/JointRobotPlanningWithHumanRobotInteraction

Robot planning for Ned Niryo robot using LLMs

Primary LanguageJupyter Notebook

Project Title: Planning robot actions using LLMs for general purpose robots

Table of Contents


1. Introduction

This documentation provides an overview of the LLMs (Large Language Models) for Robot Planning project. The project leverages state-of-the-art language models to enable robots to perform planning tasks more effectively and efficiently by adding human feeddback to the plan generation process. The project is split into 2 parts:

  • Physical Evaluation
  • Simulated Evaluation

The physical evaluation is involved with running the system on a Niryo robot arm. To run this evaluation you would need the Niryro robot arm as well as an Intel RealSense D435i image and depth camera. The robot will have to be connected to the same network as the control unit (which can be a laptop), while the camera will be physically connected to the control unit using a usb type c connection cable. Once the physical aparatus has been configured, the operator can then connect to the robot by speicfiying the robot's network ip address in the main.py file in the physicalevaluation\ directory.

The simulated evaluation involves the use of the VimaBench which uses the pybulltet simulator, to use this evaluation, install the requirements inside the simulated evaluation folder simulatedevaluation\requirements.txt and set your API key in the simulatedevaluation\visual_programming_prompt\robot_exec_generation.py file.

2. Objective

The primary objective of this project is to develop a system that integrates Large Language Models (LLMs) to enhance the planning capabilities of robots. LLMs, such as GPT-3.5, will be used to generate natural language instructions for robots and assist them in making intelligent decisions during planning and execution.

3. Requirements

To set up and run the project, you will need the following:

  • Robot hardware with necessary sensors and actuators
  • A computer with a compatible operating system (Linux, Windows, macOS)
  • Python 3.x
  • Required Python libraries (e.g., TensorFlow, PyTorch, Hugging Face Transformers)
  • OPEN AI KEYS
  • Internet connection (for model access)

4. System Architecture

The system architecture consists of the following components:

  1. Robot Hardware: This includes the physical robot equipped with sensors and actuators for interaction with its environment.

  2. LLM Integration: A pretrained LLM (e.g., GPT-3.5) is integrated into the system.
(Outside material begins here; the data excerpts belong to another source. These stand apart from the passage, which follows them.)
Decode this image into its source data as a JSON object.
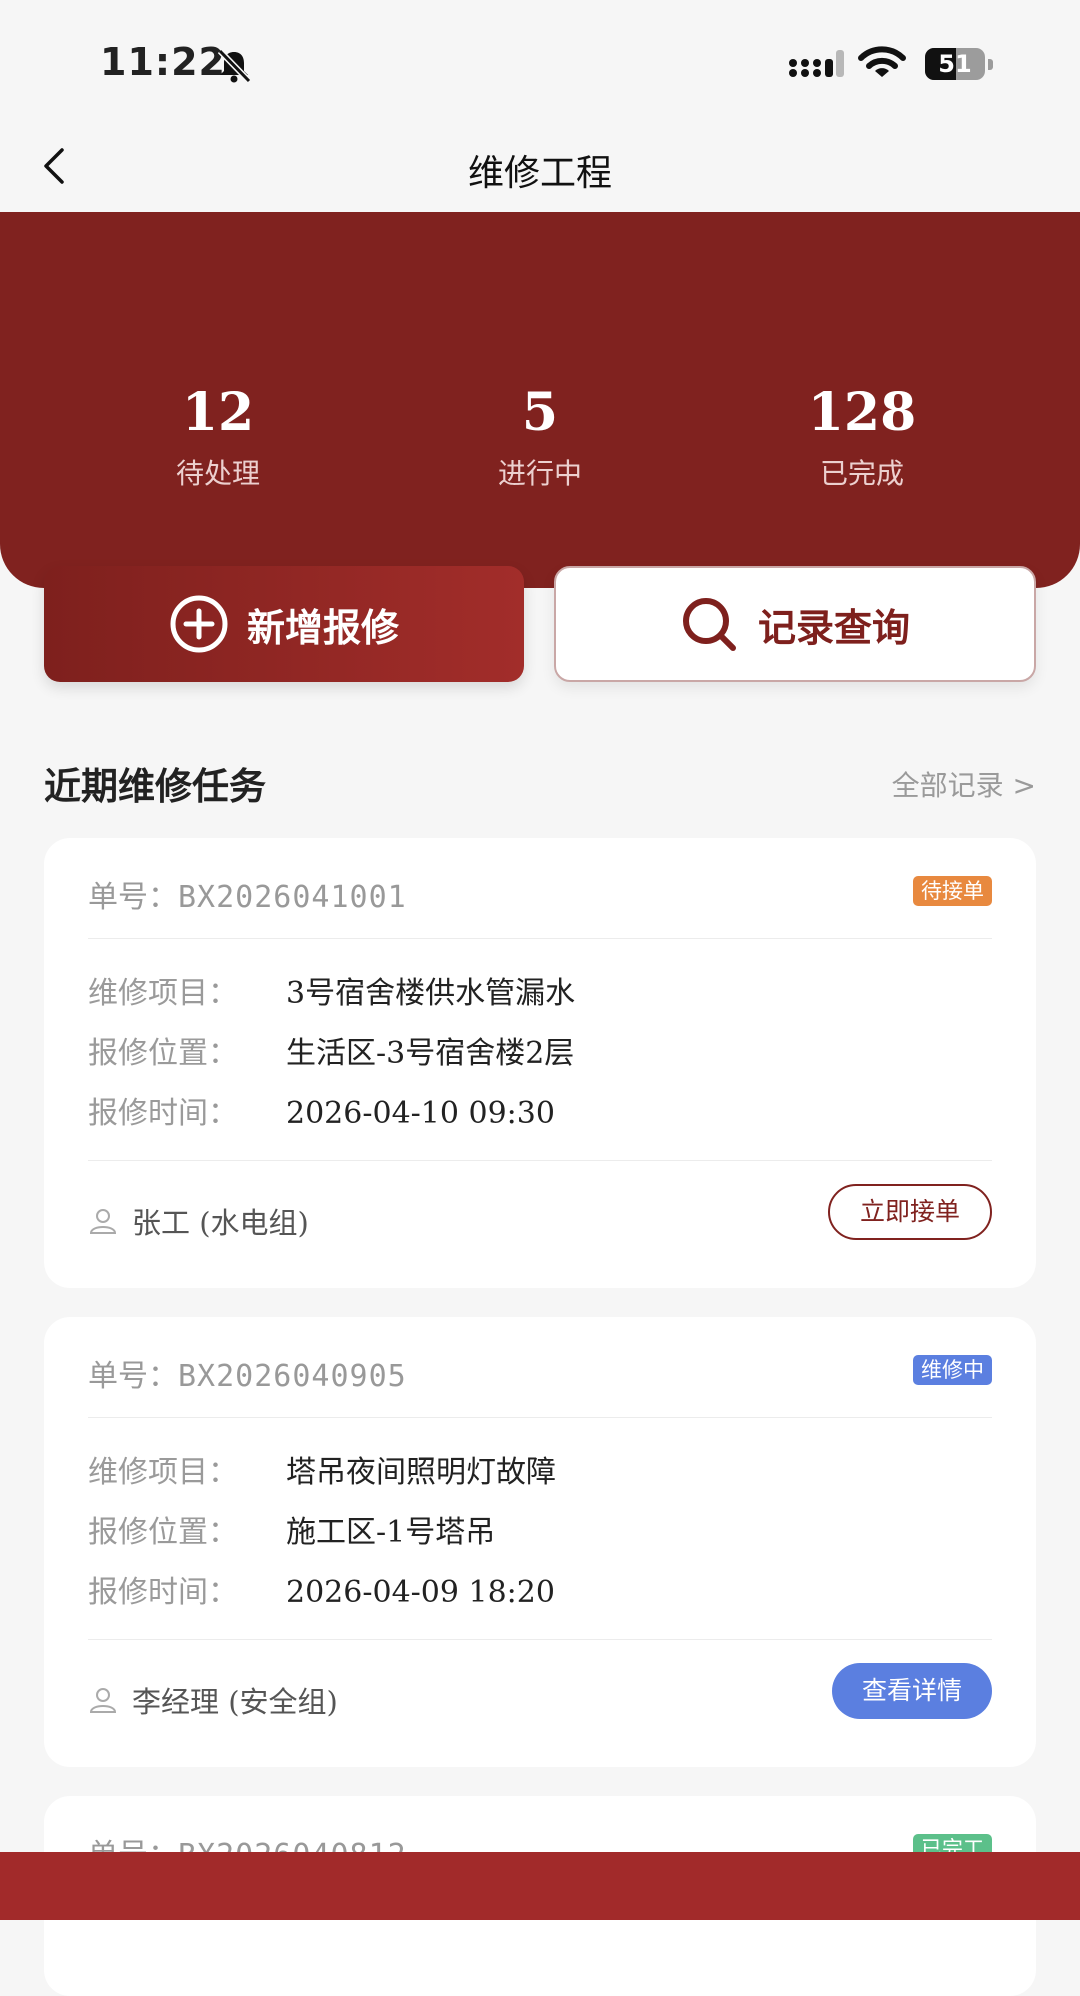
{
  "status_bar": {
    "time": "11:22",
    "battery": "51",
    "battery_level": 0.51
  },
  "header": {
    "title": "维修工程"
  },
  "stats": [
    {
      "value": "12",
      "label": "待处理"
    },
    {
      "value": "5",
      "label": "进行中"
    },
    {
      "value": "128",
      "label": "已完成"
    }
  ],
  "actions": {
    "add_label": "新增报修",
    "query_label": "记录查询"
  },
  "section": {
    "title": "近期维修任务",
    "link": "全部记录 >"
  },
  "tasks": [
    {
      "order_label": "单号：",
      "order_no": "BX2026041001",
      "status": "待接单",
      "status_color": "#e8893f",
      "item_label": "维修项目：",
      "item": "3号宿舍楼供水管漏水",
      "location_label": "报修位置：",
      "location": "生活区-3号宿舍楼2层",
      "time_label": "报修时间：",
      "time": "2026-04-10 09:30",
      "person": "张工 (水电组)",
      "action": "立即接单"
    },
    {
      "order_label": "单号：",
      "order_no": "BX2026040905",
      "status": "维修中",
      "status_color": "#5b7fe0",
      "item_label": "维修项目：",
      "item": "塔吊夜间照明灯故障",
      "location_label": "报修位置：",
      "location": "施工区-1号塔吊",
      "time_label": "报修时间：",
      "time": "2026-04-09 18:20",
      "person": "李经理 (安全组)",
      "action": "查看详情"
    },
    {
      "order_label": "单号：",
      "order_no": "BX2026040812",
      "status": "已完工",
      "status_color": "#5cc08a"
    }
  ],
  "colors": {
    "brand": "#80221f",
    "accent": "#a22d2a",
    "info": "#5b7fe0",
    "warning": "#e8893f",
    "success": "#5cc08a"
  }
}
The LLM can generate natural language instructions and assist with decision-making.

  3. Planning Module: The planning module is responsible for receiving input from the LLM, interpreting it, and generating high-level plans for the robot's tasks.

  4. Execution Module: The execution module takes the plans generated by the planning module and translates them into low-level control signals for the robot.

5. Installation

To install and set up the project, follow these steps:

  1. Clone the project repository from GitHub: git clone https://github.com/asuzukosi/ned_lang.git

  2. Install the required Python dependencies using pip:

  3. Obtain access to a pretrained LLM model (e.g., GPT-3.5) and set up the API credentials or connection as needed.

6. Usage

To use the system, follow these general steps:

  1. Configure the robot hardware and ensure it's connected to the system.

  2. Start the system, including the LLM integration, planning module, and execution module.

  3. Provide tasks or queries to the system in natural language.

  4. The LLM generates instructions, and the planning module interprets them to create high-level plans.

  5. The execution module translates high-level plans into low-level commands for the robot to carry out the tasks.

  6. Monitor and fine-tune the system's behavior as needed.

7. Examples

Here are some examples of how to use the system:

Example 1: Task Planning

  • User Input: "Pick up the red ball and place it on the table."
  • LLM Output: "The red ball should be picked up and placed on the table."
  • System Execution: The robot follows the instruction to pick up the red ball and place it on the table.